C’était déjà l’une des 82 préconisations de la Civiise dans son rapport rendu en 2023. Les législateurs ont plusieurs fois voulu apporter cette demande dans le débat public – la prescription revenant souvent, auprès de l’opinion, comme l’image d’une barrière juridique empêchant la condamnation de l’auteur et la réparation de la victime.
En mai 2023, le sénateur LR Xavier Iacovelli dépose une proposition de loi en ce sens. Il est rejoint un an et demi plus tard, en décembre 2024, par Aurore Berger, qui défend actuellement ce texte en tant que ministre chargée de l’Égalité femmes/hommes. Sa proposition de loi a été amendée début avril par les sénateurs, qui ont préféré un délai de prescription de 30 ans pour les procédures civiles plutôt qu’une imprescriptibilité.
Plusieurs pays européens ont rendu imprescriptibles les crimes sexuels contre les mineurs.
Plusieurs pays européens ont rendu imprescriptibles les crimes sexuels contre les mineurs : la Suisse, le Danemark, les Pays-Bas et, depuis 2019, la Belgique. En France, les délais de prescription ont régulièrement été repoussés. D’une prescription de trois ans à compter de la majorité en 1989, nous sommes passés à 20 ans en 2004, puis 30 ans en 2018. En 2021, le principe d’une « prescription glissante » a été admis, lequel permet de faire compter le délai de la prescription à partir de la dernière infraction si l’auteur des faits a commis d’autres agressions sexuelles sur un autre mineur.
La question de l’amnésie post-traumatique
L’un des arguments avancés pour demander l’imprescriptibilité des crimes sexuels sur mineurs repose sur le mécanisme d’amnésie post-traumatique.

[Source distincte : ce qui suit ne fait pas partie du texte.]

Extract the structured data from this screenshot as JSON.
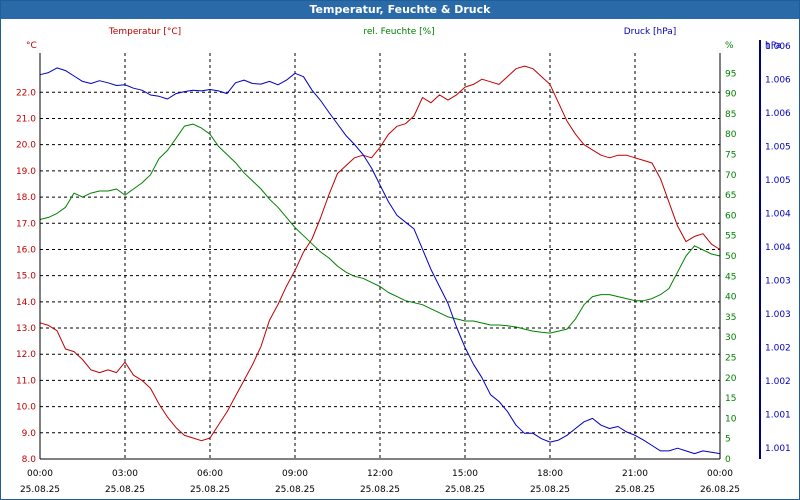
{
  "window": {
    "title": "Temperatur, Feuchte & Druck"
  },
  "colors": {
    "temperature": "#c00000",
    "humidity": "#008000",
    "pressure": "#0000c0",
    "grid": "#000000"
  },
  "chart_data": {
    "type": "line",
    "title": "Temperatur, Feuchte & Druck",
    "x_ticks": [
      {
        "time": "00:00",
        "date": "25.08.25"
      },
      {
        "time": "03:00",
        "date": "25.08.25"
      },
      {
        "time": "06:00",
        "date": "25.08.25"
      },
      {
        "time": "09:00",
        "date": "25.08.25"
      },
      {
        "time": "12:00",
        "date": "25.08.25"
      },
      {
        "time": "15:00",
        "date": "25.08.25"
      },
      {
        "time": "18:00",
        "date": "25.08.25"
      },
      {
        "time": "21:00",
        "date": "25.08.25"
      },
      {
        "time": "00:00",
        "date": "26.08.25"
      }
    ],
    "xlim": [
      0,
      24
    ],
    "axes": {
      "temperature": {
        "label": "Temperatur [°C]",
        "unit": "°C",
        "ylim": [
          8.0,
          23.5
        ],
        "ticks": [
          "8.0",
          "9.0",
          "10.0",
          "11.0",
          "12.0",
          "13.0",
          "14.0",
          "15.0",
          "16.0",
          "17.0",
          "18.0",
          "19.0",
          "20.0",
          "21.0",
          "22.0"
        ]
      },
      "humidity": {
        "label": "rel. Feuchte [%]",
        "unit": "%",
        "ylim": [
          0,
          100
        ],
        "ticks": [
          "0",
          "5",
          "10",
          "15",
          "20",
          "25",
          "30",
          "35",
          "40",
          "45",
          "50",
          "55",
          "60",
          "65",
          "70",
          "75",
          "80",
          "85",
          "90",
          "95"
        ]
      },
      "pressure": {
        "label": "Druck [hPa]",
        "unit": "hPa",
        "ylim": [
          1000.5,
          1006.5
        ],
        "ticks": [
          "1.001",
          "1.001",
          "1.002",
          "1.002",
          "1.003",
          "1.003",
          "1.004",
          "1.004",
          "1.005",
          "1.005",
          "1.006",
          "1.006",
          "1.006"
        ]
      }
    },
    "series": [
      {
        "name": "Temperatur",
        "axis": "temperature",
        "x": [
          0,
          0.3,
          0.6,
          0.9,
          1.2,
          1.5,
          1.8,
          2.1,
          2.4,
          2.7,
          3.0,
          3.3,
          3.6,
          3.9,
          4.2,
          4.5,
          4.8,
          5.1,
          5.4,
          5.7,
          6.0,
          6.3,
          6.6,
          6.9,
          7.2,
          7.5,
          7.8,
          8.1,
          8.4,
          8.7,
          9.0,
          9.3,
          9.6,
          9.9,
          10.2,
          10.5,
          10.8,
          11.1,
          11.4,
          11.7,
          12.0,
          12.3,
          12.6,
          12.9,
          13.2,
          13.5,
          13.8,
          14.1,
          14.4,
          14.7,
          15.0,
          15.3,
          15.6,
          15.9,
          16.2,
          16.5,
          16.8,
          17.1,
          17.4,
          17.7,
          18.0,
          18.3,
          18.6,
          18.9,
          19.2,
          19.5,
          19.8,
          20.1,
          20.4,
          20.7,
          21.0,
          21.3,
          21.6,
          21.9,
          22.2,
          22.5,
          22.8,
          23.1,
          23.4,
          23.7,
          24.0
        ],
        "values": [
          13.2,
          13.1,
          12.9,
          12.2,
          12.1,
          11.8,
          11.4,
          11.3,
          11.4,
          11.3,
          11.7,
          11.2,
          11.0,
          10.7,
          10.1,
          9.6,
          9.2,
          8.9,
          8.8,
          8.7,
          8.8,
          9.3,
          9.8,
          10.4,
          11.0,
          11.6,
          12.3,
          13.3,
          13.9,
          14.6,
          15.2,
          15.9,
          16.4,
          17.2,
          18.1,
          18.9,
          19.2,
          19.5,
          19.6,
          19.5,
          19.9,
          20.4,
          20.7,
          20.8,
          21.1,
          21.8,
          21.6,
          21.9,
          21.7,
          21.9,
          22.2,
          22.3,
          22.5,
          22.4,
          22.3,
          22.6,
          22.9,
          23.0,
          22.9,
          22.6,
          22.3,
          21.6,
          20.9,
          20.4,
          20.0,
          19.8,
          19.6,
          19.5,
          19.6,
          19.6,
          19.5,
          19.4,
          19.3,
          18.7,
          17.8,
          16.9,
          16.3,
          16.5,
          16.6,
          16.2,
          16.0
        ]
      },
      {
        "name": "rel. Feuchte",
        "axis": "humidity",
        "x": [
          0,
          0.3,
          0.6,
          0.9,
          1.2,
          1.5,
          1.8,
          2.1,
          2.4,
          2.7,
          3.0,
          3.3,
          3.6,
          3.9,
          4.2,
          4.5,
          4.8,
          5.1,
          5.4,
          5.7,
          6.0,
          6.3,
          6.6,
          6.9,
          7.2,
          7.5,
          7.8,
          8.1,
          8.4,
          8.7,
          9.0,
          9.3,
          9.6,
          9.9,
          10.2,
          10.5,
          10.8,
          11.1,
          11.4,
          11.7,
          12.0,
          12.3,
          12.6,
          12.9,
          13.2,
          13.5,
          13.8,
          14.1,
          14.4,
          14.7,
          15.0,
          15.3,
          15.6,
          15.9,
          16.2,
          16.5,
          16.8,
          17.1,
          17.4,
          17.7,
          18.0,
          18.3,
          18.6,
          18.9,
          19.2,
          19.5,
          19.8,
          20.1,
          20.4,
          20.7,
          21.0,
          21.3,
          21.6,
          21.9,
          22.2,
          22.5,
          22.8,
          23.1,
          23.4,
          23.7,
          24.0
        ],
        "values": [
          59.0,
          59.5,
          60.5,
          62.0,
          65.5,
          64.5,
          65.5,
          66.0,
          66.0,
          66.5,
          65.0,
          66.5,
          68.0,
          70.0,
          74.0,
          76.0,
          79.0,
          82.0,
          82.5,
          81.5,
          80.0,
          77.0,
          75.0,
          73.0,
          70.5,
          68.5,
          66.5,
          64.0,
          62.0,
          59.5,
          57.0,
          55.0,
          53.0,
          51.0,
          49.5,
          47.5,
          46.0,
          45.0,
          44.5,
          43.5,
          42.5,
          41.0,
          40.0,
          39.0,
          38.5,
          38.0,
          37.0,
          36.0,
          35.0,
          34.5,
          34.0,
          34.0,
          33.5,
          33.0,
          33.0,
          32.8,
          32.5,
          32.0,
          31.5,
          31.2,
          31.0,
          31.5,
          32.0,
          34.5,
          38.0,
          40.0,
          40.5,
          40.5,
          40.0,
          39.5,
          39.0,
          39.0,
          39.5,
          40.5,
          42.0,
          46.0,
          50.0,
          52.5,
          51.5,
          50.5,
          50.0
        ]
      },
      {
        "name": "Druck",
        "axis": "pressure",
        "x": [
          0,
          0.3,
          0.6,
          0.9,
          1.2,
          1.5,
          1.8,
          2.1,
          2.4,
          2.7,
          3.0,
          3.3,
          3.6,
          3.9,
          4.2,
          4.5,
          4.8,
          5.1,
          5.4,
          5.7,
          6.0,
          6.3,
          6.6,
          6.9,
          7.2,
          7.5,
          7.8,
          8.1,
          8.4,
          8.7,
          9.0,
          9.3,
          9.6,
          9.9,
          10.2,
          10.5,
          10.8,
          11.1,
          11.4,
          11.7,
          12.0,
          12.3,
          12.6,
          12.9,
          13.2,
          13.5,
          13.8,
          14.1,
          14.4,
          14.7,
          15.0,
          15.3,
          15.6,
          15.9,
          16.2,
          16.5,
          16.8,
          17.1,
          17.4,
          17.7,
          18.0,
          18.3,
          18.6,
          18.9,
          19.2,
          19.5,
          19.8,
          20.1,
          20.4,
          20.7,
          21.0,
          21.3,
          21.6,
          21.9,
          22.2,
          22.5,
          22.8,
          23.1,
          23.4,
          23.7,
          24.0
        ],
        "values": [
          1006.18,
          1006.21,
          1006.28,
          1006.24,
          1006.16,
          1006.08,
          1006.05,
          1006.09,
          1006.06,
          1006.02,
          1006.03,
          1005.98,
          1005.95,
          1005.88,
          1005.86,
          1005.82,
          1005.9,
          1005.93,
          1005.95,
          1005.94,
          1005.96,
          1005.94,
          1005.9,
          1006.06,
          1006.1,
          1006.05,
          1006.04,
          1006.08,
          1006.03,
          1006.1,
          1006.2,
          1006.15,
          1005.95,
          1005.8,
          1005.62,
          1005.45,
          1005.28,
          1005.15,
          1005.0,
          1004.8,
          1004.55,
          1004.3,
          1004.1,
          1004.0,
          1003.9,
          1003.6,
          1003.3,
          1003.05,
          1002.8,
          1002.45,
          1002.15,
          1001.9,
          1001.7,
          1001.45,
          1001.35,
          1001.2,
          1001.0,
          1000.88,
          1000.88,
          1000.8,
          1000.75,
          1000.78,
          1000.85,
          1000.95,
          1001.05,
          1001.1,
          1001.0,
          1000.95,
          1000.98,
          1000.9,
          1000.85,
          1000.78,
          1000.7,
          1000.62,
          1000.62,
          1000.66,
          1000.62,
          1000.58,
          1000.62,
          1000.6,
          1000.58
        ]
      }
    ]
  }
}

Popularisé par la psychiatre Muriel Salmona, cet état plonge la victime dans un oubli prolongé des violences qu’elle a subies, l’obligeant à enfouir ses douleurs avant qu’elles ne réapparaissent parfois des décennies plus tard. L’imprescriptibilité pourrait permettre à la justice de jouer son rôle malgré l’amnésie post-traumatique.
L’ancienneté des faits dénoncés par les victimes est un fil rouge parmi tous les établissements concernés.
Mais certains juristes, aussi, ont des doutes par rapport à cette mesure. Le premier réside dans le fait que l’imprescriptibilité, en droit français, ne concerne que les crimes contre l’humanité. Héritée du procès de Nuremberg, l’importance du principe de prescription trouve au moins deux explications : dans la contrainte que fait peser le temps sur les souvenirs des personnes concernées et sur les preuves matérielles, s’usant naturellement, et dans l’obligation pour la justice d’engager des poursuites dans un temps contenu.
Du reste, le travail des rapporteurs de la commission d’enquête montre que l’ancienneté des faits dénoncés par les victimes est un fil rouge parmi tous les établissements concernés. De nombreuses victimes n’osent pas franchir la porte d’un commissariat ou d’une gendarmerie, pensant que les faits ne pourront être traités par la justice. Contactée, Violette Spillebout révèle à Politis que sur cent témoignages reçus depuis la création de la commission d’enquête, le 19 février, une vingtaine de signalements au procureur ont été faits et quinze autres sont en cours de rédaction. Les débats sur la prescription ne font que (re)commencer.